Gebildete Kindheit

Handbuch der Bildungsarbeit im Elementarbereich

Teil 1: Bildung und Lernen

 

1.5 Lernen in der Schule und Lernen im Leben

Aus den bisherigen Überlegungen zum Lernen und zur Bildung geht nicht zwingend hervor, man müsse eine Bildungseinrichtung besuchen, um Bildung zu erwerben oder überhaupt etwas zu lernen. Unterricht und Schule wären demnach keine zwingende Voraussetzung für Lernen und Bildung.

Vom "natürlichen" Lernen

Es ist eigentlich eine Binsenweisheit, dass sich Lernen nicht auf Unterrichtung beschränkt, dass jeder Mensch über die laufende Erfahrung sein Wissen und Können erweitert und ständig weiterlernt. Aber sowohl in unserem Alltagsverständnis wie in den bildungspolitischen Diskussionen wird dieses "informelle" Lernen wenig berücksichtigt. Wo von Lernen die Rede ist, wird so gut wie ausschließlich an Unterrichtung, Schulungskurse und Lehrende gedacht. Dabei sind diese Einrichtungen ja historisch gesehen relativ junge Erscheinungen, und es ist offensichtlich, dass die Menschheit längst vor der Einrichtung von Schulen oder gar der allgemeinen Schulpflicht Erfahrungen gesammelt, Erfindungen gemacht und Wissen weitergegeben hat.

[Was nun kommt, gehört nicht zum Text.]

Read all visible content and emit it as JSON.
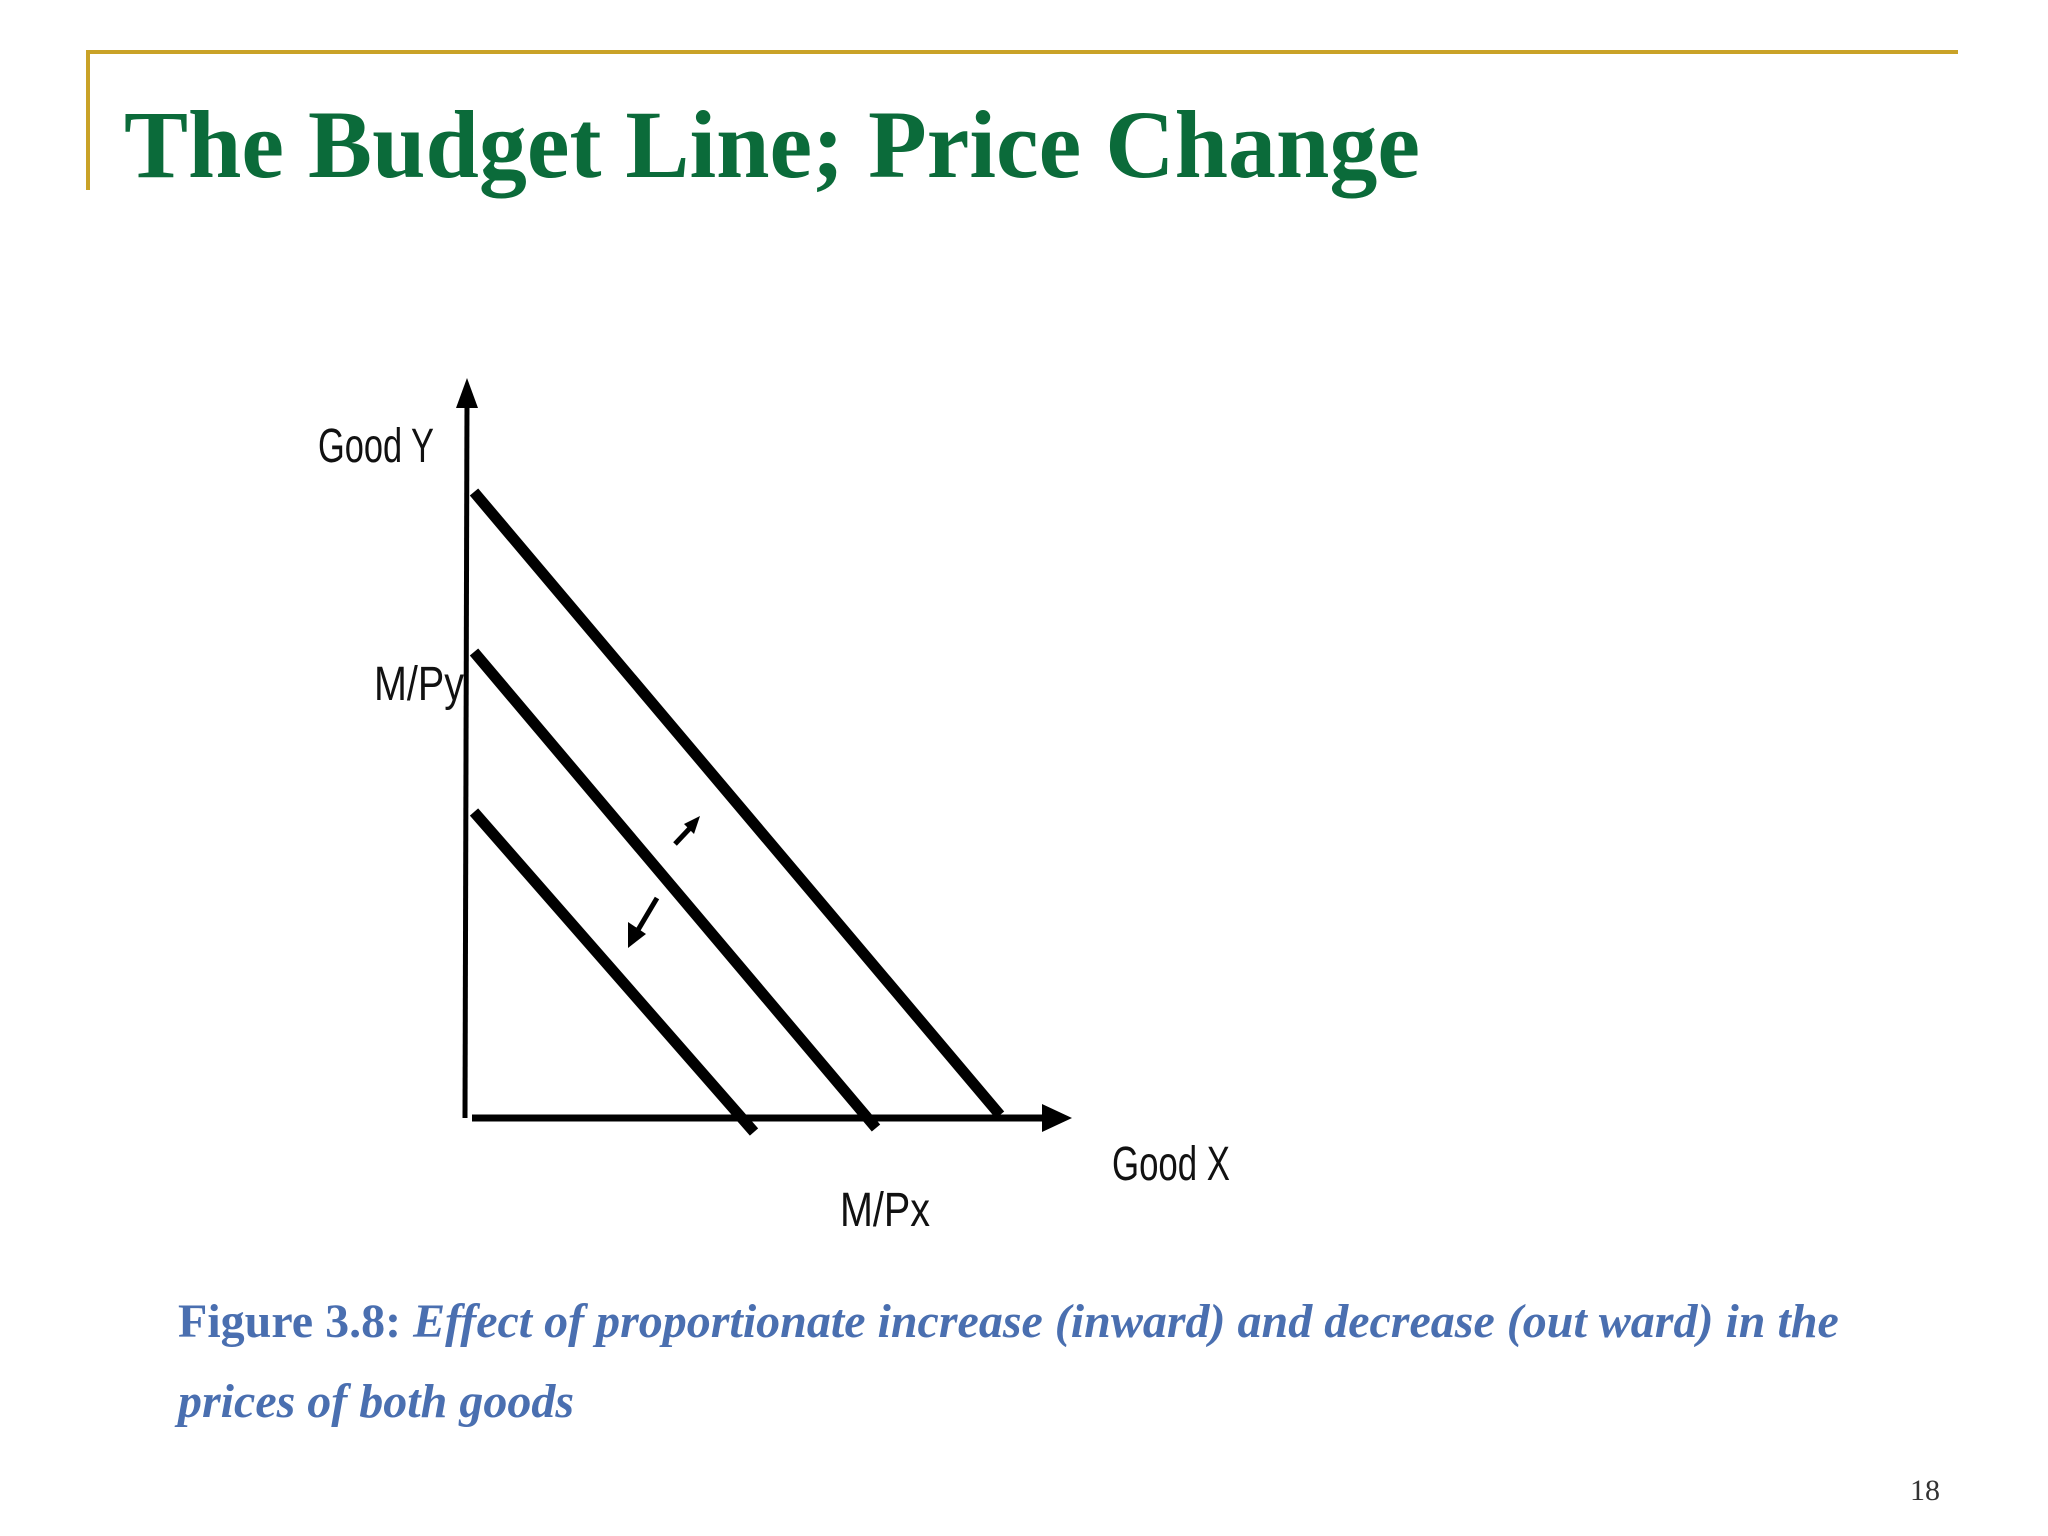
{
  "slide": {
    "title": "The Budget Line; Price Change",
    "page_number": "18"
  },
  "diagram": {
    "y_axis_label": "Good Y",
    "x_axis_label": "Good X",
    "y_intercept_label": "M/Py",
    "x_intercept_label": "M/Px",
    "budget_lines": [
      "outer",
      "original",
      "inner"
    ],
    "shift_arrows": [
      "outward",
      "inward"
    ],
    "line_color": "#000000"
  },
  "caption": {
    "prefix": "Figure 3.8:",
    "text": " Effect of proportionate increase (inward) and decrease (out ward) in the prices of both goods"
  },
  "colors": {
    "title": "#0B6B3A",
    "accent_rule": "#C9A227",
    "caption": "#4A6FB0"
  }
}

Aber auch in Gesellschaften mit einem ausgebauten Bildungswesen beschränkt sich Lernen nicht auf den Besuch dieser Einrichtungen. Auch nachdem wir eine formelle Ausbildung absolviert haben, machen wir ständig neue Erfahrungen, beobachten Vorgänge, die unsere Aufmerksamkeit erregen, hören Meinungen und setzen unsere Meinung dagegen, bekommen Nachrichten von Mitmenschen oder den Medien und machen uns einen Reim darauf. Wir nehmen also ständig Neues auf, das unser bisheriges Wissen erweitert. Ganz offensichtlich richtet sich solches Lernen nach keinem Lehrplan und braucht kein geschultes Lehrpersonal. Es setzt sich vielmehr aus vielen zufälligen Partikeln zusammen, die wir nach Art eines Puzzles allmählich zu einem größeren Bild zusammensetzen. Je dichter das Puzzle wird, desto mehr haben wir den Eindruck, etwas dazugelernt zu haben. In Abgrenzung zum systematischen Lehrgang der Schule oder der Weiterbildung könnten wir von so etwas wie einem spontanen oder "natürlichem" Lernen reden.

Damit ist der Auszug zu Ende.